What attracted you to the story of Felix Manz and his place in history?
Landsel: Well we wanted to tell the story of the 16th century Radical Reformation from the beginning and Felix Manz and his close associates were the instigators of this movement. ‘By Water’ takes place in Zurich, Switzerland during a time of religious and social upheaval. Felix Manz and other young radical’s were initially attracted and supported the church reforms taking place in the city but quickly parted ways with the leadership when they saw him making compromises and aligning himself with government powers. Manz and others started their own free congregation because they wanted to live lives of action – not just talk. I think their courage to stand up to political and religious corruption and their willingness to deal with the consequences should inspire us today.
What are the challenges when adapting a person’s life and a historical event, especially for the graphic novel medium?
Landsel: The process of reducing down all the fascinating material I discovered to fit in a graphic novel was a challenge. There were many anecdotes and exciting little details to this story I like that, we just could not include in this book because it would have made it too long. However, I think we managed to include enough to tell the story in a compelling and engaging manner. I also love a lot of the art from this time and we wanted to use as much of that material as we could to create a window into this unique world that Manz lived in.
What does Sankha Banerjee bring to the story as an artist and what was the collaboration like between both of you on the project?

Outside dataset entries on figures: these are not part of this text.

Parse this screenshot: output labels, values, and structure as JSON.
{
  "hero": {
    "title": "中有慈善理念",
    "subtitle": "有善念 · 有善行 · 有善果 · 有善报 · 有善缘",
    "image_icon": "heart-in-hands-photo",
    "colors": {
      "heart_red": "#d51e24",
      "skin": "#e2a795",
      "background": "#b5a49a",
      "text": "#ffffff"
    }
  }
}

Landsel: It was a terrific collaboration. Sankha’s background as a graphic novelist and his interests brought a unique and fresh perspective to the project. It helped we both like certain artists like Hieronymus Bosch, Pieter Bruegel, Albrecht Dürer, the apocalyptic art of the 16th century like the Augsburg Book of Miracles and we worked together to incorporate those ideas into the images. I had sketched out many concepts for the book, and collected art and photographs and could share those with Sankha to guide him in creating the spreads. It all worked out very well.

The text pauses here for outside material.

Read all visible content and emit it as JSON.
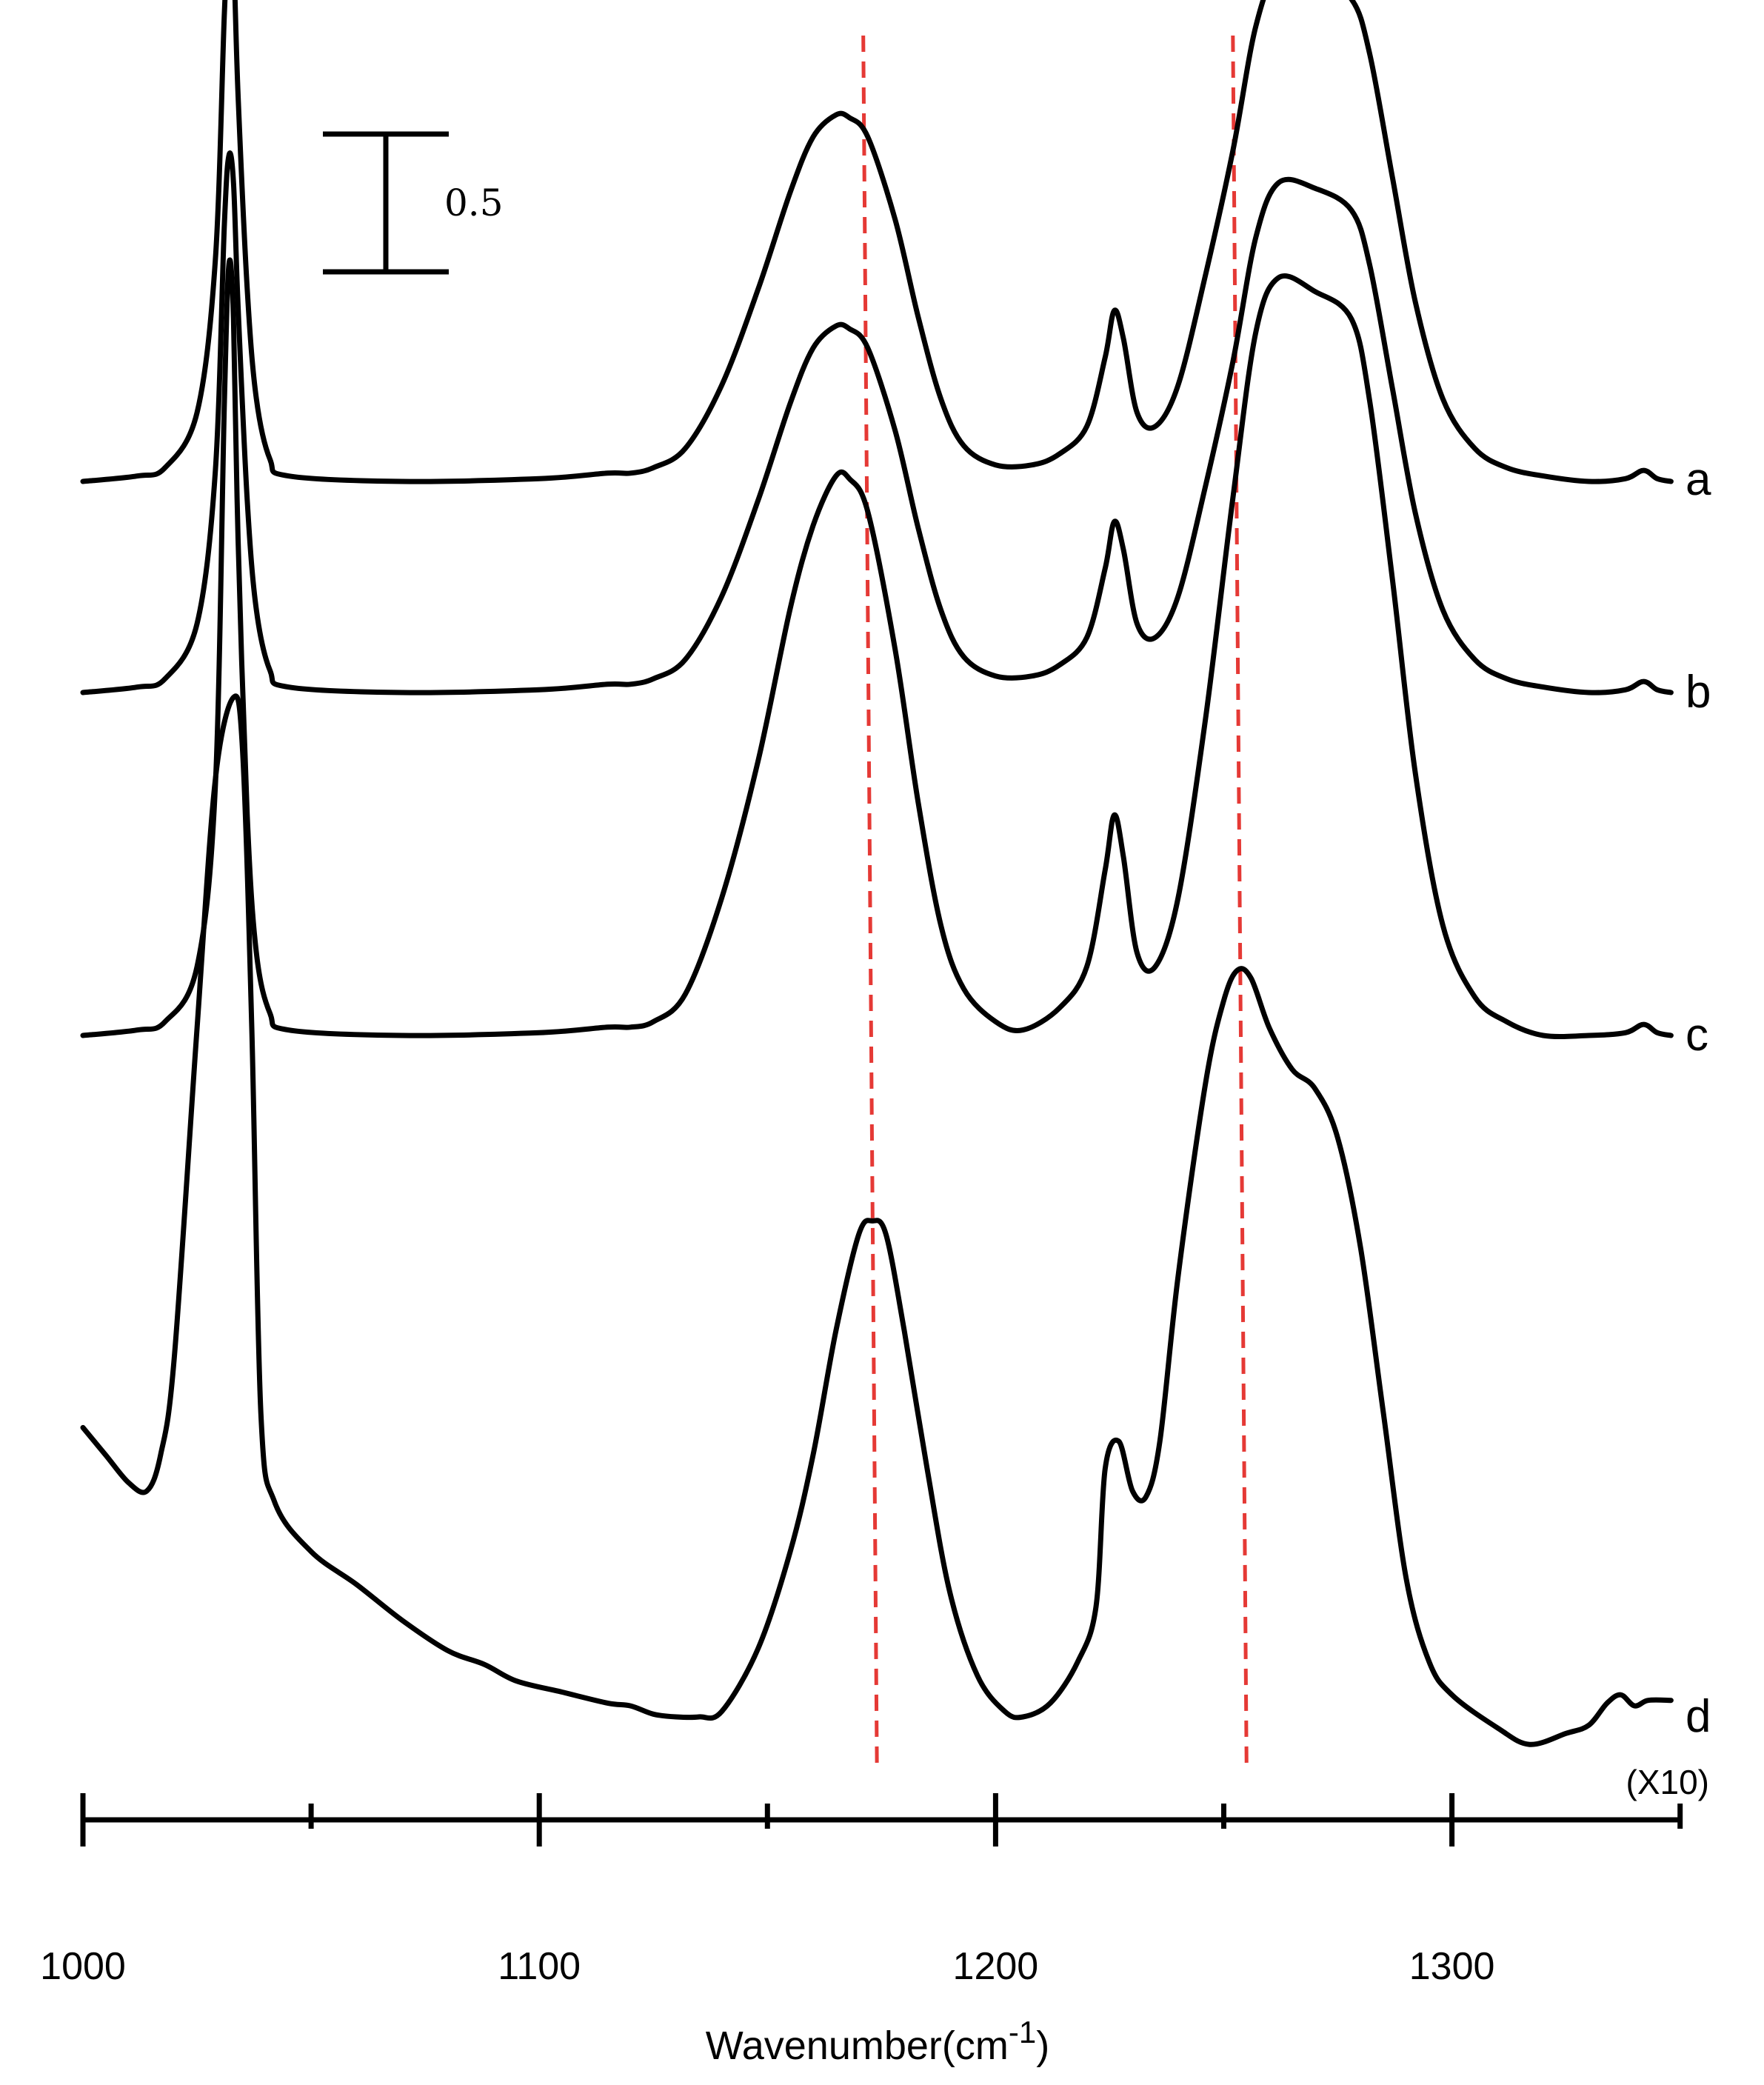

By Water is the first in a proposed trilogy. What can you tell us about the next installments and how they tell a complete story?

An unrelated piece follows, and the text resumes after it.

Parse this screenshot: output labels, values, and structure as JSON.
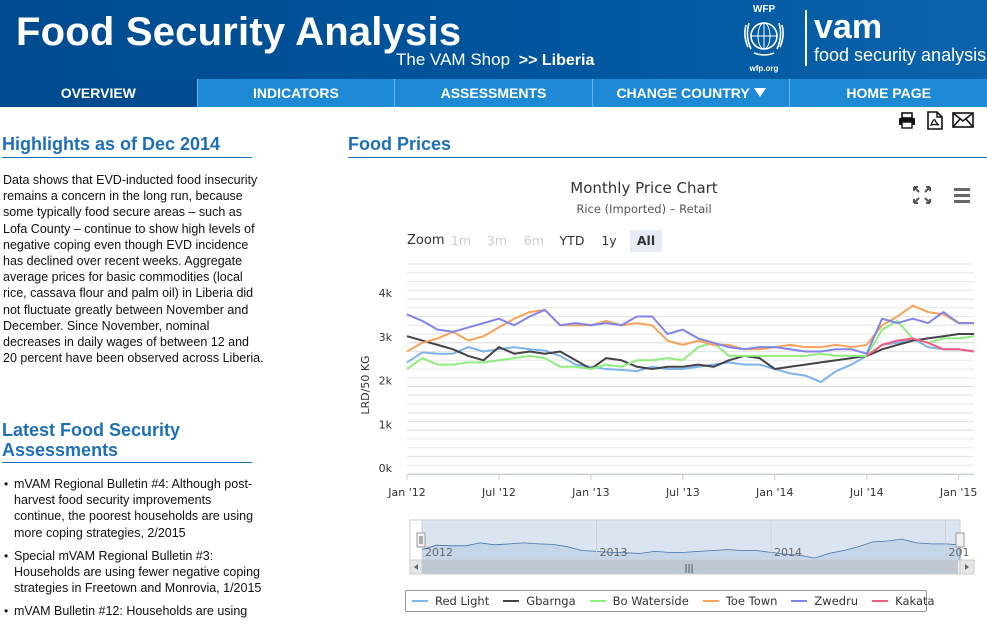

Landsel: The next two volumes – ‘By Fire’ and ‘By Sword’ will chronologically continue to tell the story of the Radical Reformation. ‘By Fire’ takes us to the South Tyrol, Italy and tells the story of Jakob and Katharina Hutter – courageous leaders who unified and advanced the radical movement. They had to flee to the Czech Republic to escape the brutal persecutions of Ferdinand I, the king of Bohemia, Hungary, and Croatia and suffered for their convictions. ‘By Sword’ will continue the story from there as the movement expands into other areas of Europe and struggles to continue.
Landsel: We will have to see, I still have quite a bit of work to do to complete this project, but I love this kind of work, and I love exploring history and telling stories – who knows!